Non è questo però il punto, anche perché il mio caso è un po’ atipico (e non solo in quanto a costi ridotti: anche il fatturato con cui comincio non è propriamente usuale: magari ne parleremo quando parleremo di rischio d’impresa). Parlando in generale, i costi di avviamento possono andare da poche centinaia di euro a svariate centinaia di migliaia e oltre, in base al tipo di attività, ai dipendenti necessari, alle strumentazioni, alla dotazione software, agli investimenti marketing, eccetera. Dove si reperiscono i fondi?

Scartando lo scenario meno interessante (quello cioè per cui siate già molto benestanti, caso in cui vi invito a mandarmi due righe così magari mettiamo su un progetto, o se volete fare le cose facili a bonificarmi cinquecento euro come premio simpatia, o quantomeno a iscrivervi al mio Patreon che costa molto meno e fa divertire di più), la saggezza popolare ritiene che nel caso in cui vogliate buttarvi e aprire una vostra attività dobbiate ricorrere alle famigerate tre F: Family, Fools, Friends. Parenti, Stupidi, Amici. Ci sarebbe poi una quarta F con cui si possono fare i soldi, specie oggigiorno che OnlyFans spopola, ma purtroppo non sono stato premiato dalla Natura in tal senso, dunque ignorerò consapevolmente quella possibilità.

Perché proprio quelle categorie? Semplicemente perché enti più qualificati degli stupidi e meno “buoni” rispetto ai parenti e agli amici (banche in primis) non smaniano dall’idea di regalare denaro, né di prestarlo se non a fronte di una congrua remunerazione, ossia interessi. Interessi che (semplificando) sono tanto più elevati quanto maggiore è il rischio rappresentato dal dare dei soldi a qualcuno: avete presente quando Homer Simpson cerca di assicurarsi sulla vita dopo aver scoperto di avere seri problemi di cuore e gli viene rifiutata la polizza? Stessa cosa: assicurazioni, banche e altri istituti finanziari vogliono giustamente essere remunerati per il rischio che si assumono nel darti (o prospettarti) del denaro. Rischio, rischio, rischio: si torna sempre lì.

Il rischio – la cui gestione è a mio avviso un concetto alla cui comprensione la scuola italiana prepara poco e male gli studenti – è un po’ la chiave di lettura: non avendo una reputazione pregressa come imprenditori, non avendo cioè provato di essere in grado di ripagare i vostri debiti e di saper far fruttare un business, darvi del denaro è un’incognita per chiunque. Ed ecco dove entrano in ballo le tre F: i parenti vi fanno un regalo di Natale anticipato, gli amici pensano un gran bene di voi e magari si fidano, agli stupidi basta promettere guadagni facili e correranno a iscriversi al vostro schema piramidale. C’è gente che sugli stupidi ci ha costruito imperi, ma non posso nominarli perché hanno la querela facile.

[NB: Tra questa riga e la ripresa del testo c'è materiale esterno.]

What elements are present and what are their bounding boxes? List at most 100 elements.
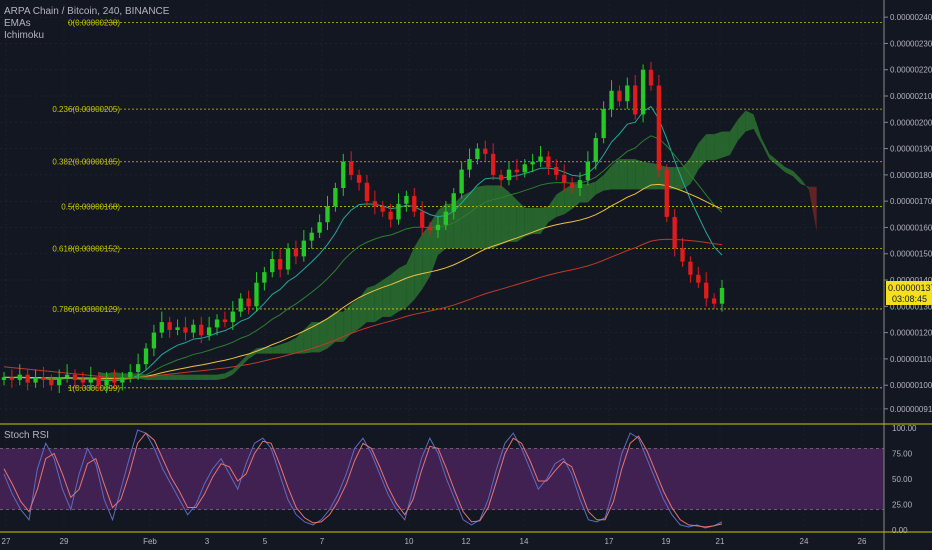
candle-body <box>459 169 464 194</box>
candle-body <box>333 188 338 207</box>
candle-body <box>593 138 598 162</box>
cloud-segment <box>217 373 225 380</box>
candle-body <box>159 322 164 333</box>
cloud-segment <box>295 329 304 354</box>
cloud-segment <box>611 159 620 190</box>
candle-body <box>498 174 504 181</box>
candle-body <box>285 248 291 270</box>
candle-body <box>143 348 149 365</box>
candle-body <box>404 195 409 204</box>
candle-body <box>475 148 480 160</box>
x-tick-label: 24 <box>800 537 809 546</box>
legend-ichimoku[interactable]: Ichimoku <box>4 30 45 41</box>
candle-body <box>341 161 346 189</box>
cloud-segment <box>264 347 273 354</box>
candle-body <box>49 379 54 386</box>
candle-body <box>9 377 15 380</box>
cloud-segment <box>769 153 778 166</box>
cloud-segment <box>516 199 525 242</box>
cloud-segment <box>501 185 509 245</box>
stoch-y-label: 50.00 <box>892 475 913 484</box>
candle-body <box>80 379 86 383</box>
candle-body <box>167 322 172 330</box>
x-tick-label: 12 <box>462 537 471 546</box>
candle-body <box>672 216 677 249</box>
cloud-segment <box>690 143 699 185</box>
candle-body <box>222 319 228 323</box>
candle-body <box>640 69 646 115</box>
cloud-segment <box>793 170 801 185</box>
candle-body <box>64 374 70 378</box>
cloud-segment <box>343 303 352 342</box>
cloud-segment <box>248 348 257 359</box>
cloud-segment <box>619 159 628 190</box>
cloud-segment <box>722 131 730 158</box>
candle-body <box>625 85 630 102</box>
cloud-segment <box>390 268 399 317</box>
cloud-segment <box>556 189 565 217</box>
candle-body <box>348 161 354 175</box>
candle-body <box>41 377 46 380</box>
cloud-segment <box>729 119 738 156</box>
cloud-segment <box>595 174 604 195</box>
cloud-segment <box>635 159 644 190</box>
cloud-segment <box>114 372 123 379</box>
cloud-segment <box>627 159 636 190</box>
candle-body <box>1 377 7 380</box>
candle-body <box>17 374 22 380</box>
stoch-rsi-title[interactable]: Stoch RSI <box>4 430 50 441</box>
x-tick-label: 26 <box>858 537 867 546</box>
cloud-segment <box>548 194 557 223</box>
candle-body <box>120 377 125 383</box>
cloud-segment <box>161 374 170 380</box>
cloud-segment <box>785 166 794 177</box>
cloud-segment <box>674 166 683 190</box>
candle-body <box>151 332 157 349</box>
candle-body <box>262 272 267 283</box>
cloud-segment <box>232 361 241 375</box>
candle-body <box>388 211 393 220</box>
candle-body <box>364 182 370 202</box>
y-tick-label: 0.00000140 <box>890 276 932 285</box>
candle-body <box>128 372 133 378</box>
y-tick-label: 0.00000150 <box>890 250 932 259</box>
candle-body <box>199 324 204 336</box>
candle-body <box>435 224 441 231</box>
y-tick-label: 0.00000170 <box>890 197 932 206</box>
candle-body <box>214 319 220 328</box>
y-tick-label: 0.00000190 <box>890 145 932 154</box>
candle-body <box>72 374 78 380</box>
candle-body <box>309 232 314 241</box>
candle-body <box>112 379 117 383</box>
y-tick-label: 0.00000240 <box>890 13 932 22</box>
legend-symbol[interactable]: ARPA Chain / Bitcoin, 240, BINANCE <box>4 6 170 17</box>
cloud-segment <box>374 280 383 323</box>
candle-body <box>206 327 212 336</box>
candle-body <box>491 153 496 175</box>
candle-body <box>96 377 101 386</box>
y-tick-label: 0.00000100 <box>890 381 932 390</box>
candle-body <box>325 206 330 223</box>
candle-body <box>277 259 283 270</box>
stoch-y-label: 100.00 <box>892 424 917 433</box>
candle-body <box>191 324 196 333</box>
candle-body <box>246 298 251 307</box>
cloud-segment <box>272 344 281 354</box>
candle-body <box>688 261 693 275</box>
candle-body <box>514 169 520 173</box>
candle-body <box>254 282 259 307</box>
cloud-segment <box>643 161 651 190</box>
legend-emas[interactable]: EMAs <box>4 18 31 29</box>
cloud-segment <box>777 160 786 173</box>
candle-body <box>88 377 93 383</box>
fib-label: 1(0.00000099) <box>68 384 120 393</box>
x-tick-label: 14 <box>520 537 529 546</box>
cloud-segment <box>587 181 596 203</box>
candle-body <box>412 195 417 212</box>
x-tick-label: 27 <box>2 537 11 546</box>
candle-body <box>420 211 425 228</box>
cloud-segment <box>603 165 612 191</box>
candle-body <box>356 174 362 183</box>
cloud-segment <box>540 206 549 235</box>
cloud-segment <box>366 285 375 323</box>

E se uno non ha una famiglia generosa né amici fiduciosi? E se per giunta con gli stupidi non vuole averci a che fare? Una sola via d’uscita: lavorare tanto e sodo, rimboccarsi le maniche e iniziare a costruire qualcosa prima ancora di pensare di venderla. Lavorare gratis, insomma: studiare, prototipare, presentare, validare, trovare il modo di emanciparsi dalla scomoda posizione di persona priva di un minimo di credibilità per evolversi a persone con qualcosa da vendere. Trovare qualcuno che non sia stupido né necessariamente buono (e che dunque voglia e sappia valutare correttamente il rischio associato nel darvi del denaro) e convincerlo che prestarvi dei soldi non equivalga a gettarli nel gabinetto.

E qui ci sarebbe tutta una parentesi da aprire su cose tipo il mondo del crowdfunding, l’importanza degli elevator pitch, la possibilità non fantascientifica di trovare dei soci, ma rischieremmo di non chiuderla più. La morale è una sola: a prescindere dal modo in cui riuscirete a trovarli, per cominciare vi serviranno dei soldi, e possibilmente un’idea chiara di come andrete a spenderli. Questo da un lato non ve lo può insegnare nessuno, dall’altro è un passaggio reso più sicuro (di nuovo il rischio, vedete?) se lo si fa insieme a qualcuno che ci capisce qualcosa.

Oppure potete rapinare un ristorante, ma se poi vi beccano non dite che ve l’ho consigliato io.